Seperti pria bernama Zach ini yang mendukung pemakzulan. "Semua yang dilakukannya adalah berusaha merusak sistem pemungutan suara yang sangat rapuh yang kita miliki," ujarnya.

Seorang pendukung Trump, Shell Reinish mengatakan, Kongres hanya membuang-buang waktu saja. "Pemakzulan hanyalah untuk seorang presiden yang sedang menjabat. Trump tidak menjabat lagi sebagai presiden."

Partai Republik Masih Dukung Trump

Ketua DPR Amerika Serikat Nancy Pelosi (kanan) merobek naskah pidato kenegaraan Presiden Donald Trump dalam Kongres di Capitol Hill, Washington, Selasa (4/2/2020). Pelosi merobek naskah pidato kenegaraan State of the Union (SOTU) usai Trump berpidato. (AP Photo/Patrick Semansky)
Ketua DPR Amerika Serikat Nancy Pelosi (kanan) merobek naskah pidato kenegaraan Presiden Donald Trump dalam Kongres di Capitol Hill, Washington, Selasa (4/2/2020).
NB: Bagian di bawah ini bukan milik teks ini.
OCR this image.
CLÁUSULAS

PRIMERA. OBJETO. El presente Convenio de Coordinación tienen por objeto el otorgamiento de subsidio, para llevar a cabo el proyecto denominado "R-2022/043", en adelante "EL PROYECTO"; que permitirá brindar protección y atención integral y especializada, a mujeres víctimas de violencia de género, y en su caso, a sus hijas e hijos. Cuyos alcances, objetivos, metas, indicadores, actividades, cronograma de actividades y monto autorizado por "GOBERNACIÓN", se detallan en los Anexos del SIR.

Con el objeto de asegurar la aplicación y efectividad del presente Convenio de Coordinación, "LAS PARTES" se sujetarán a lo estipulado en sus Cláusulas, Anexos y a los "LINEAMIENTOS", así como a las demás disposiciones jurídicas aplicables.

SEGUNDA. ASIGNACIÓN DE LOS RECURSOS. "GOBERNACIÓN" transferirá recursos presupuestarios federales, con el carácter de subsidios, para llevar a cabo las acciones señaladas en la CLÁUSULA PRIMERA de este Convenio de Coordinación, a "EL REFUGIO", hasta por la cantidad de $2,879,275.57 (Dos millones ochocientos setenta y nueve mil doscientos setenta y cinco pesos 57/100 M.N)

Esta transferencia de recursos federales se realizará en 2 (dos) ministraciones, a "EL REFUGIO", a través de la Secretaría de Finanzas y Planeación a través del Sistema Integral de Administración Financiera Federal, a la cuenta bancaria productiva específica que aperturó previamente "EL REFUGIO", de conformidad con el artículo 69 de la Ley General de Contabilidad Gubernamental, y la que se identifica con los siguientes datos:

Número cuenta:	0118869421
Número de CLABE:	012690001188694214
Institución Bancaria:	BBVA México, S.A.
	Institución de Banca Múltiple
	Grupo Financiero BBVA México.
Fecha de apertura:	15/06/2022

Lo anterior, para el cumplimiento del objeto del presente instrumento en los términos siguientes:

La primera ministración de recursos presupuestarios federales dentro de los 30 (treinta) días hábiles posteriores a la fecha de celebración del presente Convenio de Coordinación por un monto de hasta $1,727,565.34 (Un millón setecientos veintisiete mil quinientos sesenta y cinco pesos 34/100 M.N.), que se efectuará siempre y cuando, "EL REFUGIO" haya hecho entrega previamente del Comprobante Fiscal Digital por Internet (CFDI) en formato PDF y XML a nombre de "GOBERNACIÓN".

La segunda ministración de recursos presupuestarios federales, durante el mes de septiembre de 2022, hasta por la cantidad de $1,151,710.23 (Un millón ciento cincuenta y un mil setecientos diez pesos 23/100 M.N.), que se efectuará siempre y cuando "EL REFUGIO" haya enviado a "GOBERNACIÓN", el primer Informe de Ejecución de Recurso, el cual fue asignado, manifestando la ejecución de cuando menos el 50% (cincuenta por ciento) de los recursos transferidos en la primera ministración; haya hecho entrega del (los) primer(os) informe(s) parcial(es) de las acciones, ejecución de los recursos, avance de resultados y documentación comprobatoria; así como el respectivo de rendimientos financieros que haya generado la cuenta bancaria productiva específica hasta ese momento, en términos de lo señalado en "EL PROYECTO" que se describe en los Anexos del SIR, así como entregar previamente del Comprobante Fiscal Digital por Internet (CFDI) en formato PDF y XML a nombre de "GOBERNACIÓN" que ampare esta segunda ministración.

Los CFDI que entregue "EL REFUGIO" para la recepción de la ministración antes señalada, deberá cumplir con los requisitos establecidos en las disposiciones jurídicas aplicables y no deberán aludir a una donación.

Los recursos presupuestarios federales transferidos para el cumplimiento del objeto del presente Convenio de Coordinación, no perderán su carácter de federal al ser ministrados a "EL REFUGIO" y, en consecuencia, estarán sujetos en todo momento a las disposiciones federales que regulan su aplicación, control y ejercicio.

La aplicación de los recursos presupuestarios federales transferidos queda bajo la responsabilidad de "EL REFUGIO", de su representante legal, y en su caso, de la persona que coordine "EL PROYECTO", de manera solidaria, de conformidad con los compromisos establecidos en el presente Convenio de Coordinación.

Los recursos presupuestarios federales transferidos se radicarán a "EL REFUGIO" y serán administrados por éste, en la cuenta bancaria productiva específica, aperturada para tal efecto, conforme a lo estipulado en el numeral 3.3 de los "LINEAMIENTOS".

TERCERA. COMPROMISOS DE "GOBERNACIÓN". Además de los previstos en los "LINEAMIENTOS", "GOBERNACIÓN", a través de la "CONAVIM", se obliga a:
Pelosi merobek naskah pidato kenegaraan State of the Union (SOTU) usai Trump berpidato. (AP Photo/Patrick Semansky)

Penelitian menunjukkan, sebagian besar anggota Partai Republik masih mendukung Trump. "Buktinya, 70% dari Partai Republik yakin bahwa Joe Biden terpilih sebagai presiden secara tidak sah," ujar Barbara Perry, pengamat politik di University of Virginia.

Analis mengatakan, pendukung Trump terpenuhi kebijakani-kebijakan yang mereka inginkan. "Mereka dikenakan pajak yang lebih rendah, lebih sedikit peraturan, kehadiran konservatif di cabang yudisial federal dan di Mahkamah Agung," tambah Perry.

Juga kebijakan luar negeri yang agresif dan sikap garis keras tentang seputar masalah perbatasan sangat memuaskan para pendukungnya. Presiden Joe Biden dan Demokrat di Kongres menghadapi tantangan.

Pengamat Elaine Kamarck dari Brookings Institution mengatakan, "Demokrat harus bisa membebaskan kita dari krisis COVID dan memulihkan kembali ekonomi. Tugas mereka sudah jelas dan perpecahan ideologis apa pun yang ada di dalam partai Demokrat, sangat tidak berarti dibandingkan dengan yang dihadapi oleh Partai Republik."

Trump dicintai oleh basis pendukungnya tetapi dicerca oleh beberapa Republikan dan hanya ditoleransi oleh yang lain. Setelah bebas dari tuduhan di Kongres, Trump tetap menjadi sasaran dari banyak jaksa penuntut sehubungan urusan bisnisnya.